Hydrophobic and Durable Adhesive Coatings Fabricated from Fluorinated Glycidyl Copolymers Grafted on SiO₂ Nanoparticles

To obtain durable adhesive, highly hydrophobic, and thermostable coatings, novel fluorinated glycidyl copolymers grafted on SiO₂ nanoparticles were prepared by SiO₂-Br initiating covalent adhesion of glycidyl methacrylate (GMA) and low surface free energy of dodecafluoroheptyl methacrylate (12FMA) via surface initiated atom transfer radical polymerization. In tetrahydrofuran solution, the obtained random-structured SiO₂-g-(PGMA-co-P12FMA) behaves with 120 ± 10 nm core-shell morphology as SiO₂-core (110 ± 10 nm) and (PGMA-co-P12FMA) shell (8 ± 2 nm).

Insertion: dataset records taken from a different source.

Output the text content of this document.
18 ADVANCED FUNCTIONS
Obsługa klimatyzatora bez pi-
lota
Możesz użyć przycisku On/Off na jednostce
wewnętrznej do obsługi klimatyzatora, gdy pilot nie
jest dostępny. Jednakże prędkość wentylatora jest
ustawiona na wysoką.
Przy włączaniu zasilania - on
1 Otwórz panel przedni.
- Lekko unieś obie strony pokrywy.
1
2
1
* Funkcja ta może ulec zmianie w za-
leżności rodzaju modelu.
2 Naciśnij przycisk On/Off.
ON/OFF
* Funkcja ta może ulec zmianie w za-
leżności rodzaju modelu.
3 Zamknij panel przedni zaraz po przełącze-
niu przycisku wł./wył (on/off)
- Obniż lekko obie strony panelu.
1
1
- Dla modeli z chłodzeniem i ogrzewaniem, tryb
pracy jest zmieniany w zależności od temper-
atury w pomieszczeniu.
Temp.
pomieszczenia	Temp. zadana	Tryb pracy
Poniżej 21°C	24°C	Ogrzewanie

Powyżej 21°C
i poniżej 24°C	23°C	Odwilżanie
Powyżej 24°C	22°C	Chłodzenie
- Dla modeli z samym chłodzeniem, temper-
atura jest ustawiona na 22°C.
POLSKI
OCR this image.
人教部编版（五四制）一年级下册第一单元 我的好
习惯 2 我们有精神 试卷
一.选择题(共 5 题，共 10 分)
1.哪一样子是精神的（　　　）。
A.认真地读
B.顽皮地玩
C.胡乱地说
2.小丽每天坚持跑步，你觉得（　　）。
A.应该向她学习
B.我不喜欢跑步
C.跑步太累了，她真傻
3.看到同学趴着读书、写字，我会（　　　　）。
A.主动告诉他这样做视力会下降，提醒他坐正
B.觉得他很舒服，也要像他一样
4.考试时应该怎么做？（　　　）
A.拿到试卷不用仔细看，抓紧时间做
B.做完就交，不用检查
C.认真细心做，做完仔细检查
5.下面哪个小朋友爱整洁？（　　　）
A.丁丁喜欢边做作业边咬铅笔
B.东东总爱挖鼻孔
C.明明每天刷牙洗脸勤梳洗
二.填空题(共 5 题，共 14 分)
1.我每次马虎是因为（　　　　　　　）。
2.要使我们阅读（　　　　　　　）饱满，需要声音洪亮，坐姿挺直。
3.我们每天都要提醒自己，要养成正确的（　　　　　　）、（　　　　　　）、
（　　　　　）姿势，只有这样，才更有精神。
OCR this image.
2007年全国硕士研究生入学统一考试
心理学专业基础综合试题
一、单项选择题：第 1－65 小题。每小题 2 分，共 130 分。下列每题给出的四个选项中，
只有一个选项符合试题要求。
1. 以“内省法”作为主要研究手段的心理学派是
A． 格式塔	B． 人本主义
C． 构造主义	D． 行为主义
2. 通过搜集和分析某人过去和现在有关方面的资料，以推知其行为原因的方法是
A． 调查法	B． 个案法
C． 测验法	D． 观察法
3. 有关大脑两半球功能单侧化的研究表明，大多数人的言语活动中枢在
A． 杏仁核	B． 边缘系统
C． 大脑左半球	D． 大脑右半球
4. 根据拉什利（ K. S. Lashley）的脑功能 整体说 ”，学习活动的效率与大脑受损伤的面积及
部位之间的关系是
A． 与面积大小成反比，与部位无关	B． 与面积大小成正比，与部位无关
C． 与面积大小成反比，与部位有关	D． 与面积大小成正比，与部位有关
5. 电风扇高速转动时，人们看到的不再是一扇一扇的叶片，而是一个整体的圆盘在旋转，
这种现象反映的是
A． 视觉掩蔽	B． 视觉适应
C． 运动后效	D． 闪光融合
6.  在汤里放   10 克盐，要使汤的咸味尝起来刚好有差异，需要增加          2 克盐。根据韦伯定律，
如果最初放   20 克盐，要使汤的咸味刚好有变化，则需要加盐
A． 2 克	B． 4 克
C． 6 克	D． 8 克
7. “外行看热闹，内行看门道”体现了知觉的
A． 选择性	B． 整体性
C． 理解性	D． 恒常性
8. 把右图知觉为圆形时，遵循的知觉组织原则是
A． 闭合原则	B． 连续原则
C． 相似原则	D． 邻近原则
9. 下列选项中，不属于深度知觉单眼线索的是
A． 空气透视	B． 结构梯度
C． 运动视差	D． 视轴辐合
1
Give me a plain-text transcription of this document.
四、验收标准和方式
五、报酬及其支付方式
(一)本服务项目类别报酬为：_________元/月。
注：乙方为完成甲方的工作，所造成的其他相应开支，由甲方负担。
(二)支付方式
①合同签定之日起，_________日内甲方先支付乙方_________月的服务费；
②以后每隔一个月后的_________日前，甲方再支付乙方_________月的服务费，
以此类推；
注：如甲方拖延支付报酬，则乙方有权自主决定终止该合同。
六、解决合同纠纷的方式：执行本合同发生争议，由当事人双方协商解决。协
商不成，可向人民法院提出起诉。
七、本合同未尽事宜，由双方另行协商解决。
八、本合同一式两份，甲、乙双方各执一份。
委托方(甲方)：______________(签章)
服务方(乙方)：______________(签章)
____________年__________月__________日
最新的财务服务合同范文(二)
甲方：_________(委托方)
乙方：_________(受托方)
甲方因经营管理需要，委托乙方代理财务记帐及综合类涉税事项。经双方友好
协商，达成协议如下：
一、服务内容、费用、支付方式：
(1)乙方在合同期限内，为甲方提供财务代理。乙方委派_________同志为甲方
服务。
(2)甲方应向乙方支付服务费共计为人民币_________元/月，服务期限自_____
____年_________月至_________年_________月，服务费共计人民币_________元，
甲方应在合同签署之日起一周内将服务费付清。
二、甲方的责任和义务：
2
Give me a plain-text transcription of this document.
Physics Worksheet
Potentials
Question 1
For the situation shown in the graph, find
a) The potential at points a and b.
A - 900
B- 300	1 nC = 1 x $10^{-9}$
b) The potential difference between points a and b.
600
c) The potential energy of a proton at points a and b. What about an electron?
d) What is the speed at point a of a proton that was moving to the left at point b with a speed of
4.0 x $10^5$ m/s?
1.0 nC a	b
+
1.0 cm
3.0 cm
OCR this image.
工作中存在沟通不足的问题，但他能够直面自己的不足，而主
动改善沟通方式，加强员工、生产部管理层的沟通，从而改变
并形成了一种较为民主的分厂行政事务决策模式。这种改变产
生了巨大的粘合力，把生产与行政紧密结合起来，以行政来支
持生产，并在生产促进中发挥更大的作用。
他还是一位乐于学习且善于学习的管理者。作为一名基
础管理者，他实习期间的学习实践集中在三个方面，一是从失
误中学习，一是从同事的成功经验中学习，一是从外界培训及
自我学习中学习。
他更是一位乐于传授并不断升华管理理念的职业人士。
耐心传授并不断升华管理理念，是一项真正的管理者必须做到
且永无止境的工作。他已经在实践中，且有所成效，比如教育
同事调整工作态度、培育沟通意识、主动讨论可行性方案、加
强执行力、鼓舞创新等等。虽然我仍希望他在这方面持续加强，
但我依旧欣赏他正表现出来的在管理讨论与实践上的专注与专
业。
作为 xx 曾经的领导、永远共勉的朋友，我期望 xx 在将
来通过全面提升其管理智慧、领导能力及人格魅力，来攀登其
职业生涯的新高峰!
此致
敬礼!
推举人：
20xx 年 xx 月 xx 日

The films cast by these core-shell particles reveal stronger hydrophobic surfaces (SAC = 114-119°), higher resistance to water absorption (Δm = 2478 ng·Hz^-1·cm^-2), and harder viscoelasticity (ΔD/Δf = -0.379) compared to the SiO₂-g-PGMA film (SAC = 90°, Δm = 6153.7 ng·Hz^-1·cm^-2, and ΔD/Δf = -0.271) due to the accumulated fluorine-rich surface and increased surface roughness. The introduction of antiaging P12FMA obviously improves the durability of adhesive strength of SiO₂-g-(PGMA-co-P12FMA) (1.82 MPa) compared with that of SiO₂-g-PGMA (decreased from 1.92 to 1.56 MPa) during the humidity thermal aging cycles. Meanwhile, SiO₂-g-(PGMA-co-P12FMA) displays thermostability higher than that of both SiO₂-PGMA and PGMA-co-P12FMA, attributed to the contribution of SiO₂ and P12FMA. Therefore, it is believed that SiO₂-g-(PGMA-co-P12FMA) could be an excellent potential candidate for highly hydrophobic and durable adhesive coatings.